Rose Haven has been an important resource for women and children experiencing trauma in Portland for 25 years. We were founded in 1997 as a program of Catholic Charities after our founding director, Sr. Cathie Boerboom conducted a survey where she walked the streets of Portland and asked women what they needed. The overwhelming response was a safe place to go during the day, where they could take their children and access resources. Twenty-five years later we are still offering programs based off of our guests’ self-defined needs; offering a low-barrier and accessible community resource center where women can meet physical and emotional needs, access social services and find community. Although not a religious organization, Rose Haven operates under the Good Shepherd value system which embodies “Compassion”, “Individual Worth”, “Reconciliation” and “Zeal”.
What special challenges do women and children face when they are homeless?
For women, it is especially dangerous to live outside and constantly be exposed. Women are sometimes referred to as “the hidden homeless”, because they go to great lengths to stay out of sight and not look vulnerable in order to stay safe. Domestic violence is the leading cause of homelessness for women, and unfortunately once they are outside they are even more likely to experience violence. This is why a sanctuary specifically for people marginalized by their gender is so important, because otherwise these women have to face their predators just to receive help in a co-ed space.
How have your mission and service offerings changed in the era of COVID?
COVID made our jobs really hard, but ultimately forced us to move into our dream home. Prior to the pandemic, we were functioning out of a very cozy ( some might call it cramped) church basement…where we were serving about 3,700 people a year- about 100 people a day! Needless to say we couldn’t socially distance in that space – so we had to make the really hard choice to push supply distribution to the sidewalk in order to keep our guests safe. For nearly two years we served up meals and clothing on the sidewalk, even doing first aid under a tent. Our guests only came inside to use the restroom, take a shower or meet one on one with a social worker – and for many this was their only opportunity to come indoors at all, as many agencies closed entirely during the lockdown. We knew Rose Haven was needed now more than ever before, and we had to expand. We launched a grassroots fundraising campaign and with the support of the community we opened our new home for the haven on March 8th 2022. We now have a beautiful 10k square ft facility that was designed with a trauma informed lens so our guests can feel at ease and heal when they are here.
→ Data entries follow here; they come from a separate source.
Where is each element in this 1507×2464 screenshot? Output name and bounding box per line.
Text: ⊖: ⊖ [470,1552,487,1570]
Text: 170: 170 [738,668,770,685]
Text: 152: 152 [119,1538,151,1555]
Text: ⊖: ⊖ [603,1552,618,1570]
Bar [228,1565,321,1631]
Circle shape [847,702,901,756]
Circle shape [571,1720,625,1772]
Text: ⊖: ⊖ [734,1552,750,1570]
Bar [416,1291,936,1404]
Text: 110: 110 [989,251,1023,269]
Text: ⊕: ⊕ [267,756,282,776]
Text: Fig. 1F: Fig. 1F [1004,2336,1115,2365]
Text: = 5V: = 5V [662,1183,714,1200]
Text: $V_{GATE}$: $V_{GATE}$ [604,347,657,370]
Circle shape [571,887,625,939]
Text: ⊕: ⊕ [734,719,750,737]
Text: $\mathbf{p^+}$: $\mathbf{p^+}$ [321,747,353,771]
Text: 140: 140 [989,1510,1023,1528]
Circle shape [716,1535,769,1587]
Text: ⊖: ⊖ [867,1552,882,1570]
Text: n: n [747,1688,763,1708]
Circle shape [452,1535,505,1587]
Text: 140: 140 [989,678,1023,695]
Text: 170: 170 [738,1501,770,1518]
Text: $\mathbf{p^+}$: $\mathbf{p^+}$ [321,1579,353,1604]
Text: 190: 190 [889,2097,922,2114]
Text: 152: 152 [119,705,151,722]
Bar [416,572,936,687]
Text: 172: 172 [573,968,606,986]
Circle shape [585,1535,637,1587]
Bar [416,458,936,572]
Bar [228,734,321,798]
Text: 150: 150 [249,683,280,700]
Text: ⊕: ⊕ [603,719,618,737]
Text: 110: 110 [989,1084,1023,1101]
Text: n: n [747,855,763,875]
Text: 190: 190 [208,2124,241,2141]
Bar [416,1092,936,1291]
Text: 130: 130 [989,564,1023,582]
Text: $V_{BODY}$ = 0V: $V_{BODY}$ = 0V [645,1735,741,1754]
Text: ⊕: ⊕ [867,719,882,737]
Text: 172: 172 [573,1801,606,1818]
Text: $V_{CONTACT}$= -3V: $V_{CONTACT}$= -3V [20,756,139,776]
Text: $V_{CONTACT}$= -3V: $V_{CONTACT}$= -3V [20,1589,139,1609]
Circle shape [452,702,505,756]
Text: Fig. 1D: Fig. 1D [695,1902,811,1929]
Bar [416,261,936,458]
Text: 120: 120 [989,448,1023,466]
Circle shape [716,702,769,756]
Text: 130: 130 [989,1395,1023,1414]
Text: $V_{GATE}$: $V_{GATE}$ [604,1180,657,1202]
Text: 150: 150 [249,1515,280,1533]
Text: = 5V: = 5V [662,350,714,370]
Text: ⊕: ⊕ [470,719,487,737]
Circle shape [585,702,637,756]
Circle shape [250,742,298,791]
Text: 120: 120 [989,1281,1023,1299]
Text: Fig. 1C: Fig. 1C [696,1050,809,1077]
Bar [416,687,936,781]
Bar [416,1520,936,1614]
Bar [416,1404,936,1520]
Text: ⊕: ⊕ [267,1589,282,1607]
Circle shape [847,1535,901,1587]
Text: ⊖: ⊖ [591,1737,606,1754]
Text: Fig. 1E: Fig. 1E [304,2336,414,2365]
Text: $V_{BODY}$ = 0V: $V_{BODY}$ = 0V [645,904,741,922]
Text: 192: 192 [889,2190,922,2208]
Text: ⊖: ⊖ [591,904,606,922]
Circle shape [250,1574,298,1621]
The visibility of our new location has brought attention to the issues our guests are facing and given them a home they can feel proud of.
What is the number one thing that people in Portland can do to make life better for our neighbors without homes?
Be compassionate. The most dangerous thing our guests face is stigma and isolation. They tell me they feel invisible and on display at the same time. It is so much easier to walk right past a person that is starving in front of you if you think of them as “other” than yourself. For example when you think of someone who is going through a hard time as a homeless person, rather than your neighbor that does something on a subconscious level to separate you from them. Unfortunately as more people are displaced, more of us know someone in our personal circle who has fallen on hard times, but we are not defined by our worst moments. I think the more we can do to bust myths (such as the magnet myth- which is the idea that people move out here to become homeless, when the truth is more than 80% of chronically homeless folks in Multnomah county went to high school here) and humanize our houseless neighbors, the better off we will all be. Just be kind to each other, and don’t be afraid of people if they are sick or hungry. Sometimes a smile can really change someone’s day, especially for someone who is used to being ignored or having people cross the street to avoid them.